Were Steven Spielberg to replace the San Fernando setting of E.T. with a rural Finnish house doused heavily in Cath Kidston-inspired pastels, while reimagining his homesick alien as the manifestation of a 12-year-old girl’s repressed vengeful impulses, it might look something like new film Hatching. It’s the debut feature from director Hanna Bergholm: an equal parts familiar and bizarre coming-of-age tale about a young girl who nurtures a mysterious egg with suitably gruesome consequences.
Despite being light on genuine frights, the film, penned by screenwriter Ilja Rautsi, deals in some weighty ideas about womanhood. Startling newcomer Siiri Solalinna stars in what gradually becomes a striking dual role, playing the timid gymnast who hatches something monstrous in her bedroom when she finds an egg in the woods one night. Of course, the doppelganger narrative is nothing novel in horror, but here it is given a nifty contemporary twist as Tinja (Solalinna) navigates family life with a spiteful younger brother (Oiva Ollila), a passive father (Jani Volanen) and an overbearing mother (Sophia Heikkila on wonderfully wicked form) consumed by her relentlessly upbeat vlog series entitled Lovely Everyday Life.
That the gooey-feathered monster – birthed tellingly from Tinja’s tears – eventually comes to resemble her gives Hatching its shrewd double meaning. The arrival of the creature, nicknamed ‘Alli’ after a creepy children’s tune, comes to not only represent the horrifying physical manifestation of the fury Tinja increasingly struggles to supress, but also serves as a neatly observed satire of the artifice and faux perfection of the social media age.
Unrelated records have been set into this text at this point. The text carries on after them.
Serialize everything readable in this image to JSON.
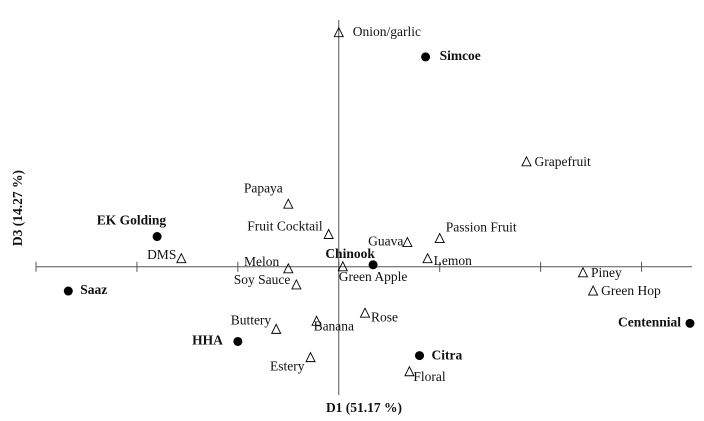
{
  "chart_data": {
    "type": "scatter",
    "xlabel": "D1 (51.17 %)",
    "ylabel": "D3 (14.27 %)",
    "xlim": [
      -1.5,
      1.75
    ],
    "ylim": [
      -0.65,
      1.2
    ],
    "xticks": [
      -1.5,
      -1,
      -0.5,
      0,
      0.5,
      1,
      1.5
    ],
    "series": [
      {
        "marker": "circle",
        "color": "#000000",
        "labels": [
          "Simcoe",
          "EK Golding",
          "Saaz",
          "Chinook",
          "HHA",
          "Citra",
          "Centennial"
        ],
        "x": [
          0.43,
          -0.9,
          -1.34,
          0.17,
          -0.5,
          0.4,
          1.74
        ],
        "values": [
          1.04,
          0.15,
          -0.12,
          0.01,
          -0.37,
          -0.44,
          -0.28
        ]
      },
      {
        "marker": "triangle",
        "color": "#000000",
        "labels": [
          "Onion/garlic",
          "Grapefruit",
          "Papaya",
          "Fruit Cocktail",
          "Passion Fruit",
          "Guava",
          "DMS",
          "Melon",
          "Lemon",
          "Green Apple",
          "Piney",
          "Soy Sauce",
          "Green Hop",
          "Rose",
          "Buttery",
          "Banana",
          "Estery",
          "Floral"
        ],
        "x": [
          0,
          0.93,
          -0.25,
          -0.05,
          0.5,
          0.34,
          -0.78,
          -0.25,
          0.44,
          0.02,
          1.21,
          -0.21,
          1.26,
          0.13,
          -0.31,
          -0.11,
          -0.14,
          0.35
        ],
        "values": [
          1.16,
          0.52,
          0.31,
          0.16,
          0.14,
          0.12,
          0.04,
          -0.01,
          0.04,
          0,
          -0.03,
          -0.09,
          -0.12,
          -0.23,
          -0.31,
          -0.27,
          -0.45,
          -0.52
        ]
      }
    ]
  }
}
With meditations on conformity, parenting and puberty thrown into the mix, to mine such rich thematic depths across an economic runtime means many of Hatching’s ideas as a film feel disappointingly underdeveloped. Crucially, though, Bergholm and Rautsi give their central characters just enough complexity to render the lines between victim and villain suitably blurred. That, coupled with the fine animatronics work of Gustav Hoegen and SFX makeup brilliance of Conor O’Sullivan, makes for a satisfyingly dark, contemporary fairytale that has plenty on its mind.